Memo to Amazon.com: Open the Kindle
Amazon's Kindle e-book may turn out to be a textbook. A textbook example, that is, of how the strengths of closed platforms can quickly turn into a weakness.
From a product perspective, Kindle addresses every key weakness of its predecessors: Its screen is readable, its networking promises to be fluid and persistent, it has a keyboard so readers aren't merely readers, and it comes with a large supply of relatively low cost, popular books.
But Kindle operates in a closed universe, and that’s why it probably won’t succeed in the long term as currently constructed. It's easy to see why Amazon went with the “closed” strategy: Amazon makes money controlling the transactions and the content. That's why iPod requires you to use iTunes and that's worked out pretty well for Apple. For similar reasons, Facebook doesn't let users extract to other social networks all the information they've invested in the site.
Going with a closed strategy is often only a short-term solution. The demand for content can create pressures that force a company to open its devices or face competition from new products or platforms that trumpet their openness. For example, the success of Facebook and MySpace are responsible for the demand that Google's OpenSocial initiative addresses. Facebook this summer anticipated the demand for open social networking platforms by enabling third parties to build applications that run on it. Salesforce.com is also headed down the path to openness with its application exchange. Firefox has gained market share against Microsoft's browser in no small part because it's open to plug-ins.

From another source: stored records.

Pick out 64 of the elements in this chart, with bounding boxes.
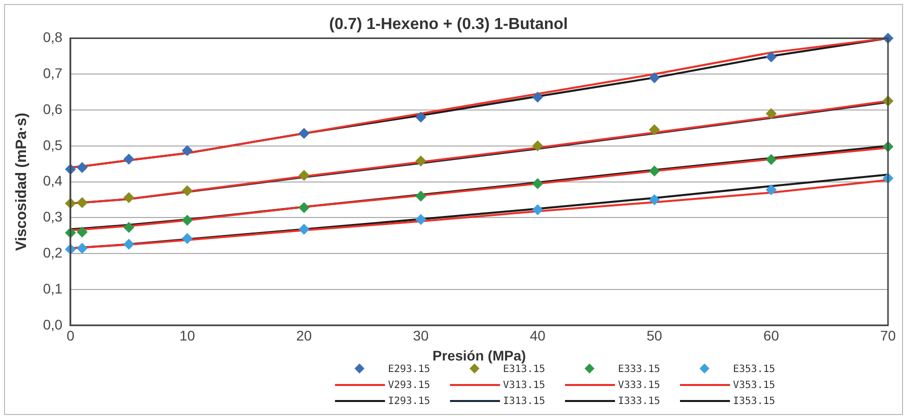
point: [123, 222, 134, 233]
point: [123, 238, 134, 250]
point: [76, 242, 88, 254]
point: [298, 202, 310, 214]
point: [76, 226, 88, 238]
point: [532, 92, 544, 103]
x-tick-label: 20: [296, 328, 312, 344]
point: [415, 155, 426, 166]
y-tick-label: 0,5: [42, 136, 63, 153]
y-tick-label: 0,2: [42, 244, 63, 260]
legend-label: I313.15: [503, 396, 546, 406]
point: [76, 162, 88, 173]
legend-label: E333.15: [618, 364, 660, 374]
point: [766, 51, 777, 62]
y-tick-label: 0,6: [42, 100, 63, 117]
point: [766, 184, 777, 196]
point: [648, 166, 660, 177]
x-tick-label: 10: [179, 328, 196, 344]
legend-label: E313.15: [503, 364, 546, 374]
y-axis-title: Viscosidad (mPa·s): [13, 112, 30, 251]
point: [298, 170, 310, 181]
point: [766, 108, 777, 120]
point: [415, 190, 426, 202]
point: [123, 154, 134, 165]
point: [532, 178, 544, 190]
point: [648, 194, 660, 206]
point: [182, 233, 193, 244]
point: [648, 124, 660, 136]
legend-label: I293.15: [388, 396, 430, 406]
legend-label: V353.15: [733, 380, 776, 390]
y-tick-label: 0,7: [42, 64, 63, 81]
x-tick-label: 0: [66, 328, 75, 344]
x-tick-label: 40: [530, 328, 546, 344]
point: [298, 128, 310, 139]
legend-label: V293.15: [388, 380, 430, 390]
point: [415, 214, 426, 225]
legend-label: E353.15: [733, 364, 776, 374]
legend-label: E293.15: [388, 364, 430, 374]
x-tick-label: 30: [413, 328, 429, 344]
point: [182, 145, 193, 156]
point: [766, 154, 777, 166]
point: [532, 204, 544, 216]
point: [415, 112, 426, 123]
x-tick-label: 70: [880, 328, 896, 344]
y-tick-label: 0,4: [42, 172, 63, 189]
point: [532, 140, 544, 152]
legend-label: I353.15: [733, 396, 776, 406]
y-tick-label: 0,3: [42, 208, 63, 225]
x-tick-label: 60: [763, 328, 780, 344]
point: [298, 224, 310, 235]
legend-label: V333.15: [618, 380, 660, 390]
point: [76, 197, 88, 208]
y-tick-label: 0,0: [42, 316, 63, 332]
legend-label: V313.15: [503, 380, 546, 390]
x-axis-title: Presión (MPa): [432, 347, 526, 364]
point: [123, 192, 134, 204]
legend-label: I333.15: [618, 396, 660, 406]
chart-title: (0.7) 1-Hexeno + (0.3) 1-Butanol: [329, 16, 568, 34]
y-tick-label: 0,8: [42, 29, 63, 46]
point: [648, 72, 660, 84]
point: [182, 214, 193, 226]
y-tick-label: 0,1: [42, 280, 63, 296]
point: [182, 185, 193, 196]
x-tick-label: 50: [646, 328, 662, 344]
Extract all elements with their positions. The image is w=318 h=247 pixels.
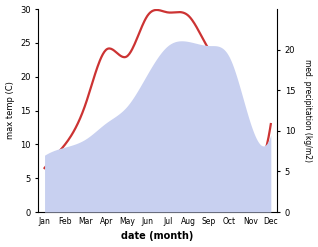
X-axis label: date (month): date (month): [121, 231, 194, 242]
Y-axis label: med. precipitation (kg/m2): med. precipitation (kg/m2): [303, 59, 313, 162]
Y-axis label: max temp (C): max temp (C): [5, 82, 15, 140]
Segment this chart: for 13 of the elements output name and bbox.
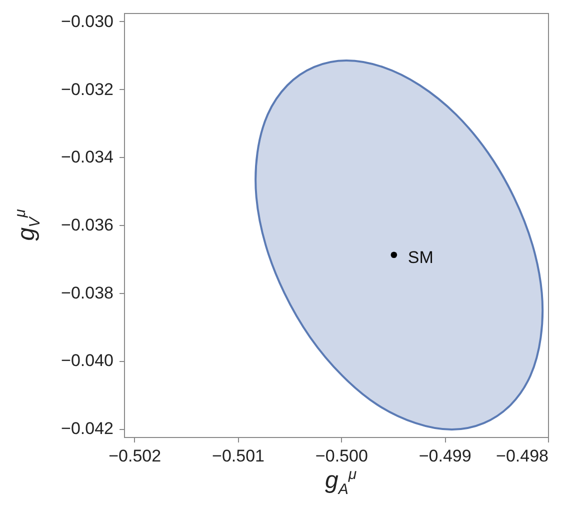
y-tick-label: −0.040 (61, 351, 114, 370)
x-tick-label: −0.501 (212, 446, 264, 466)
annotation: SM (408, 248, 434, 267)
y-tick-label: −0.036 (61, 216, 114, 234)
y-tick-label: −0.030 (61, 12, 114, 31)
x-tick-label: −0.498 (496, 446, 548, 466)
y-tick-label: −0.034 (61, 148, 114, 167)
y-tick-label: −0.032 (61, 80, 114, 99)
y-tick-label: −0.038 (61, 283, 114, 302)
x-tick-label: −0.499 (418, 446, 472, 466)
x-tick-label: −0.500 (315, 446, 368, 466)
x-tick-label: −0.502 (108, 446, 162, 466)
y-tick-label: −0.042 (61, 419, 114, 438)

In almost every case, markets tend toward openness. Being closed works sometimes, but because it's almost always done for the benefit of the company and against the interest of users, openness is almost always the right long-term strategy. Is your company or product in the crosshairs of an open movement? Here are four indicators that suggest an “open” strategy is right for you:
The benefit your product brings customers is broad and of cultural significance. We're fine using closed software for figuring out our hat size, but music, books, and friendships have such reach across every aspect of our lives that we will want to tear down the walls of any product that tries to confine us.
The quality of what your product delivers is subjective. The quality of the readings provided by a medical device that measures blood sugar is not subjective, but the quality of a music video is. The more subjective the quality, the greater the imperative that users be able to decide for themselves what they want from your product.
The benefit your product brings naturally wants to be a commodity. If the price of what your product delivers is high only because you have a lock on the market, your lock is unlikely to hold. The New York Times certainly has a lock on the output of NY Times columnists, yet it recently ended the Times Select program, enabling people once again to read those columnists without a paid subscription. While NY Times columnists are not exactly a commodity “product,” in an age of abundance insight is nevertheless in over-supply.
Your product could be construed as a platform. Does it provide a broad (as opposed to narrow) service? Does it benefit by enabling a wide variety of functions? If so, as your product succeeds, users benefit if more and more functionality is poured into it ... more functionality than could be supplied by your company alone.
What about you? Do you think Kindle will be able to maintain itself as a relatively closed system? How about iTunes? Where do you see openness encroaching next?
David Weinberger is the author of Everything Is Miscellaneous: The Power of the New Digital Disorder and a fellow at the Berkman Center for Internet and Society at Harvard Law School.